From 1 January 2021, infringement notices may be up to 12 penalty units ($2664), depending on the undeclared goods.
“By being aware of the risk items, passengers and crew can help keep pests and diseases out of Australia. They can assist Australia maintain its global reputation for producing high quality food and protect our unique environment.”
The powers to cancel visas on biosecurity-related grounds will also be expanded to student and temporary work visa holders from 1 January 2021. Currently these powers only apply to visitor visas.
Acting Minister for Immigration, Citizenship, Migrant Services and Multicultural Affairs, Alan Tudge said the powers will only be used for serious or deliberate breaches but will provide another important layer of protection at the border.
“Visa cancellation decisions are not taken lightly, but breaches of biosecurity can have serious consequences to Australia, and we need everyone to do the right thing,” Mr Tudge said.

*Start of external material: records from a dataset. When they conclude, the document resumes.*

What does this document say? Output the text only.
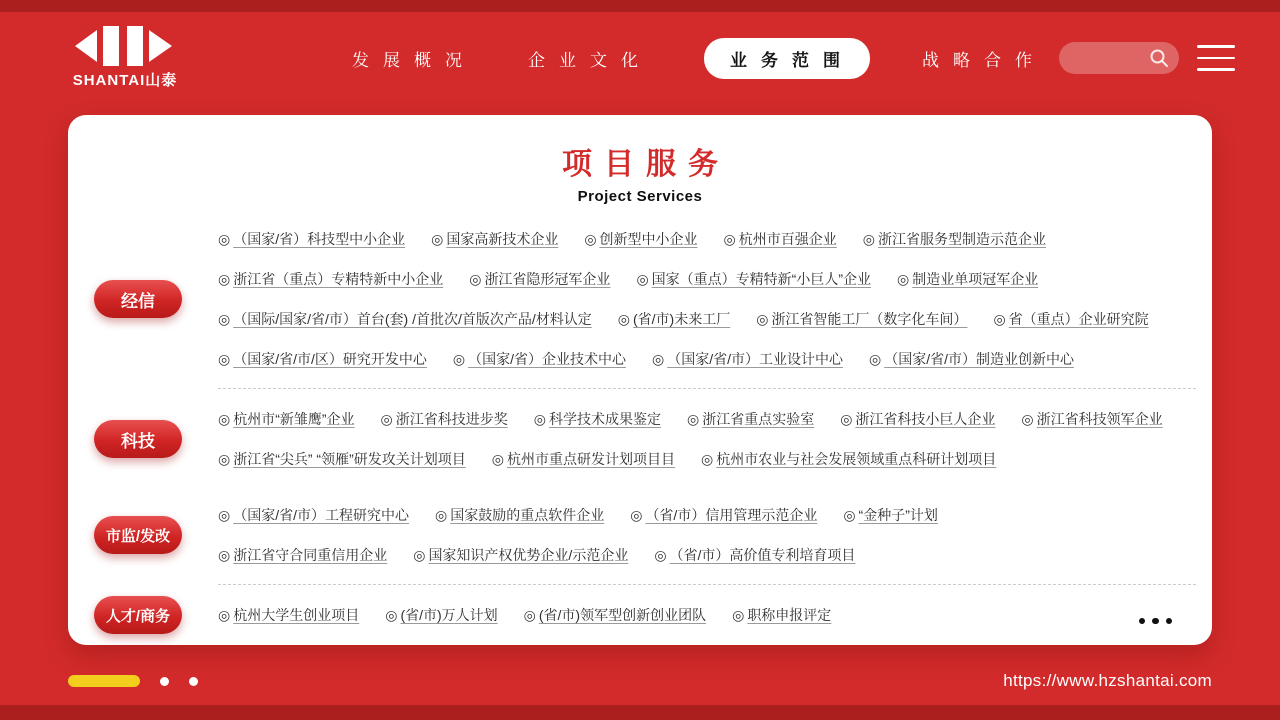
SHANTAI山泰
发展概况	企业文化	业务范围	战略合作
项目服务
Project Services
经信
◎ （国家/省）科技型中小企业 ◎ 国家高新技术企业 ◎ 创新型中小企业 ◎ 杭州市百强企业 ◎ 浙江省服务型制造示范企业
◎ 浙江省（重点）专精特新中小企业 ◎ 浙江省隐形冠军企业 ◎ 国家（重点）专精特新“小巨人”企业 ◎ 制造业单项冠军企业
◎ （国际/国家/省/市）首台(套) /首批次/首版次产品/材料认定 ◎ (省/市)未来工厂 ◎ 浙江省智能工厂（数字化车间） ◎ 省（重点）企业研究院
◎ （国家/省/市/区）研究开发中心 ◎ （国家/省）企业技术中心 ◎ （国家/省/市）工业设计中心 ◎ （国家/省/市）制造业创新中心
科技
◎ 杭州市“新雏鹰”企业 ◎ 浙江省科技进步奖 ◎ 科学技术成果鉴定 ◎ 浙江省重点实验室 ◎ 浙江省科技小巨人企业 ◎ 浙江省科技领军企业
◎ 浙江省“尖兵” “领雁”研发攻关计划项目 ◎ 杭州市重点研发计划项目目 ◎ 杭州市农业与社会发展领域重点科研计划项目
市监/发改
◎ （国家/省/市）工程研究中心 ◎ 国家鼓励的重点软件企业 ◎ （省/市）信用管理示范企业 ◎ “金种子”计划
◎ 浙江省守合同重信用企业 ◎ 国家知识产权优势企业/示范企业 ◎ （省/市）高价值专利培育项目
人才/商务	◎ 杭州大学生创业项目 ◎ (省/市)万人计划 ◎ (省/市)领军型创新创业团队 ◎ 职称申报评定
https://www.hzshantai.com
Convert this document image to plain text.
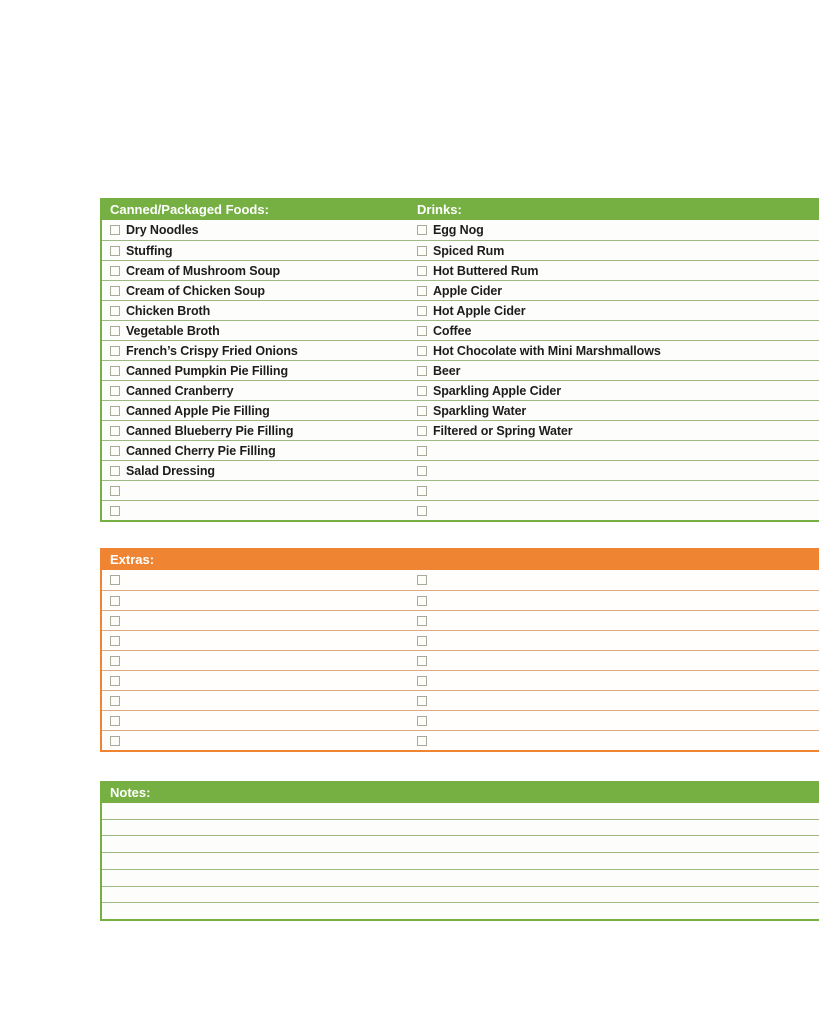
Canned/Packaged Foods:	Drinks:
Dry Noodles	Egg Nog
Stuffing	Spiced Rum
Cream of Mushroom Soup	Hot Buttered Rum
Cream of Chicken Soup	Apple Cider
Chicken Broth	Hot Apple Cider
Vegetable Broth	Coffee
French’s Crispy Fried Onions	Hot Chocolate with Mini Marshmallows
Canned Pumpkin Pie Filling	Beer
Canned Cranberry	Sparkling Apple Cider
Canned Apple Pie Filling	Sparkling Water
Canned Blueberry Pie Filling	Filtered or Spring Water
Canned Cherry Pie Filling
Salad Dressing
Extras:
Notes:
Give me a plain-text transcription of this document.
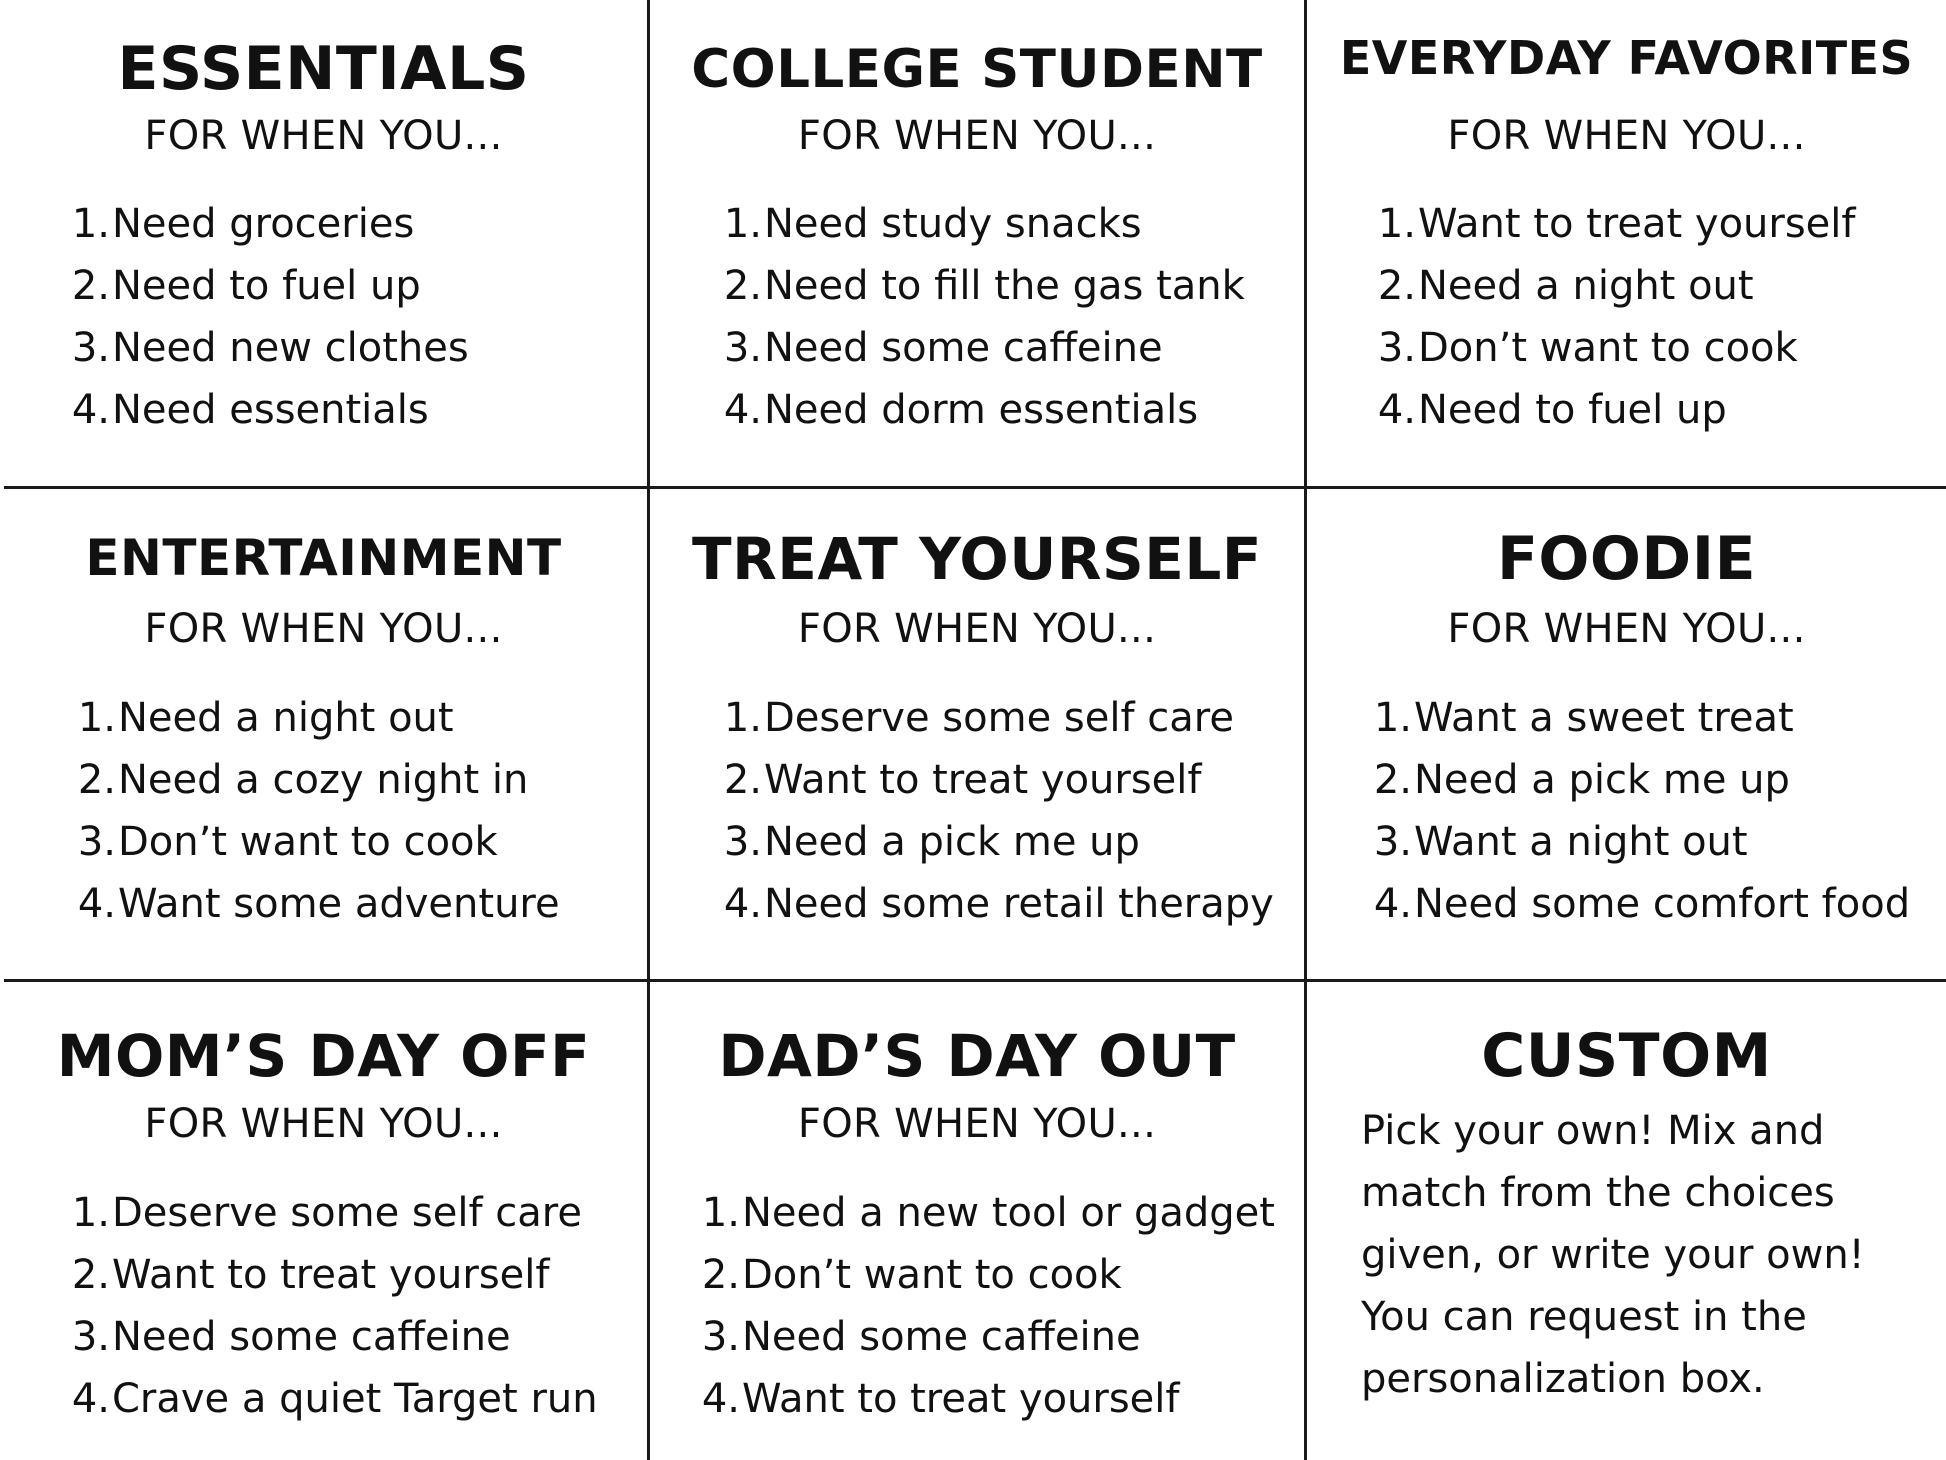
ESSENTIALS

FOR WHEN YOU...

1. Need groceries
2. Need to fuel up
3. Need new clothes
4. Need essentials
COLLEGE STUDENT

FOR WHEN YOU...

1. Need study snacks
2. Need to fill the gas tank
3. Need some caffeine
4. Need dorm essentials
EVERYDAY FAVORITES

FOR WHEN YOU...

1. Want to treat yourself
2. Need a night out
3. Don’t want to cook
4. Need to fuel up
ENTERTAINMENT

FOR WHEN YOU...

1. Need a night out
2. Need a cozy night in
3. Don’t want to cook
4. Want some adventure
TREAT YOURSELF

FOR WHEN YOU...

1. Deserve some self care
2. Want to treat yourself
3. Need a pick me up
4. Need some retail therapy
FOODIE

FOR WHEN YOU...

1. Want a sweet treat
2. Need a pick me up
3. Want a night out
4. Need some comfort food
MOM’S DAY OFF

FOR WHEN YOU...

1. Deserve some self care
2. Want to treat yourself
3. Need some caffeine
4. Crave a quiet Target run
DAD’S DAY OUT

FOR WHEN YOU...

1. Need a new tool or gadget
2. Don’t want to cook
3. Need some caffeine
4. Want to treat yourself
CUSTOM

Pick your own! Mix and

match from the choices

given, or write your own!

You can request in the

personalization box.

“If you really must bring food or any other high-risk goods with you, you must declare them on your incoming passenger card or crew declaration.
“If in doubt, just declare it. If you don’t, you could face heavy penalties, have your visa cancelled and be sent home.”
Any decision to cancel a temporary visa on biosecurity grounds will only be made after taking into consideration factors such as the seriousness of the breach, the potential impact on Australian business and agriculture, and the individual circumstances of the traveller.
Further communication material will be rolled out at air and sea ports to educate travellers about biosecurity risks, the changes in penalties and their obligation to comply with Australia’s biosecurity laws.
A list of the goods or classes of goods posing a high level of biosecurity risk at the Australian border that will attract a higher penalty amount will be published on the Department of Agriculture, Water and the Environment website (www.agriculture.gov.au) and on the Federal Register of Legislation (www.legislation.gov.au).
Before travelling to Australia, check what you need to do by visiting www.agriculture.gov.au/travelling/to-australia and www.immi.homeaffairs.gov.au/entering-and-leaving-australia/entering-australia.